People still hate us, they don't even want to talk to us. They even forbidden there love for someone like us. Today is just like any other days in school except now I have my brother and sister with me. What ever happen we always got each other back. I'm different from my usual self now my eyes change color, almost everything change I look exact like my brother except that am a girl. It time for us to go home this is when I see this guy, it seems like he just move into the town. My heart started to beat for the first time. I think to my self what happen to me have I fall in love with a mere human. It cant be I promise myself that I would never ever fall in love with a human. The next morning during our first block the teacher introduce us to the new student.. But the new student was him, my heart stop right there when I see him. His name is Hyun-Ki Sung. I cant keep my eyes always from him, and I been wonder is this what it mean when I remember what I had say in the past "Long time ago something had happen to me in the past it was a very tough situation, it still make my heart aches, it make me very very sad, it very painful, it heart a lot too when I lost something so dearly. But am searching for the person just for me, someone to love me because I am myself. "  

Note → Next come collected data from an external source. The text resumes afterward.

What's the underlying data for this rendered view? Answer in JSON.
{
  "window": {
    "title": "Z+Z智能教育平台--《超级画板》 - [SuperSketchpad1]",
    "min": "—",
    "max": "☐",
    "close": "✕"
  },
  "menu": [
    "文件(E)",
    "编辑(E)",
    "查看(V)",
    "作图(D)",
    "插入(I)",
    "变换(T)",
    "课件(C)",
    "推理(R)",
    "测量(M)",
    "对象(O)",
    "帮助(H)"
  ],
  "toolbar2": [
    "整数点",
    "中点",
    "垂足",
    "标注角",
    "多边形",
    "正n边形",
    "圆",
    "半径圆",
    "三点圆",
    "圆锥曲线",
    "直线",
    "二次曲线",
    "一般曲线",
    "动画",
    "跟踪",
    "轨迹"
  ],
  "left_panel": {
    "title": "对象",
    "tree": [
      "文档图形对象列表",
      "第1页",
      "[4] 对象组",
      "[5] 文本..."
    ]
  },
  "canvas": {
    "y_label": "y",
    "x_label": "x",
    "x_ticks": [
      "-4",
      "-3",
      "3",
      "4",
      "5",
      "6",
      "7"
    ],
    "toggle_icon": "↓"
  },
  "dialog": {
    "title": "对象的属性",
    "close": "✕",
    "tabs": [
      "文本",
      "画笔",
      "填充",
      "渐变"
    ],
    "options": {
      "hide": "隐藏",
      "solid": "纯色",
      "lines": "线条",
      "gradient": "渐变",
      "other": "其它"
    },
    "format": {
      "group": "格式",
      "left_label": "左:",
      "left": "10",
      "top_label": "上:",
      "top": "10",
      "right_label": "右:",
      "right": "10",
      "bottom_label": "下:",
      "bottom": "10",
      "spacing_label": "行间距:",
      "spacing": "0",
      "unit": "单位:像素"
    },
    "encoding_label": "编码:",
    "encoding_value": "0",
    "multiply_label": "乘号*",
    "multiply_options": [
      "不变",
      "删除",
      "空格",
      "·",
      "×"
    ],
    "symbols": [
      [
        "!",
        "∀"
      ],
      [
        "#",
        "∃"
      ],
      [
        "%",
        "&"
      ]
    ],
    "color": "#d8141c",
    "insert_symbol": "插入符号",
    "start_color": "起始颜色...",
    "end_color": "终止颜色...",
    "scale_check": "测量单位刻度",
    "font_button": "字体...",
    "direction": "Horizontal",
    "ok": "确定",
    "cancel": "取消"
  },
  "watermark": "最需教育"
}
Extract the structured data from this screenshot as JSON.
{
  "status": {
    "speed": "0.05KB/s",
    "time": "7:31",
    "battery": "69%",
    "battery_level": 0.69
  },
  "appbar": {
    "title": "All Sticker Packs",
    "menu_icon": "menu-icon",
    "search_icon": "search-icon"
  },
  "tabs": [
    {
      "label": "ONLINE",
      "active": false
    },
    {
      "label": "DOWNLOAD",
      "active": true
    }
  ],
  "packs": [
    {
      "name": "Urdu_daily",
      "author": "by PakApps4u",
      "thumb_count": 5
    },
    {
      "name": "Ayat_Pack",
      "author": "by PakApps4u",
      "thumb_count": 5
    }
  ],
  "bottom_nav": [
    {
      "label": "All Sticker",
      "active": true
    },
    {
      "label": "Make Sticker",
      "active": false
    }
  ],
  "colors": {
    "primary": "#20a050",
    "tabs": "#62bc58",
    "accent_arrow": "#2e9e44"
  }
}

Every time when I see him I just cant help it but I just want to walk up to him and say "I LOVE YOU!" But if I say it does it mean I really meant it I don't know but I just forget it. But on that day am glade that I didn't confess to him. I just found out that he my enemies and his father is the one that stabs my da.....da....dad.. I cant believe it, now I think love is the scariest thing for them all. But even through we enemies I still love him, than one day he walk up to me, but I grab him and threw him over my shoulder because i thought he was someone else. "I'm so sorry. I thought that you someone who about to attack me." I said " Oh that okay but... Uhm.. I..I..I..Lo..Lo..Love..you" he said. But I don't know what to do. I love him to, how can I be with someone who father stab my father. I just don't know what to do... I just want to forget about it but I cant...I want to be my old self a person who always lonely, and treated as she invisible but that couldn't happen because that is the past and now is the present.....   

 Than I remember that my father is like my everything to me..... I always with him when I was little I love him so much. So finally I gathered all my courage and tell him. "Hi.. sorry I cant accept your love either you cant accept my love, we enemies and well always be enemies even if we were to be reborn we still gonna be enemies." I said "What does that matter. I would do anything for you even if I have to die." he said "It just cant happen our love cant exist in this world. I don't want either of us  to be in more danger just because of our love  and please forgive me... and one more thing I would always love you until my death but we cant have our love exist outside but only in our heart." I said. When he left I wanted to chase after him but stop, I couldn't do anything. My tear running down my face, so I say to my self "Is this how it feel with you fall in love with a mere human...Especially when he is you enemies." 

    Right after I finish crying I told my Self I hate love, I would never ever fall in ever again even if it going to cause me my life. I would just going to be happy for other who had falling in love.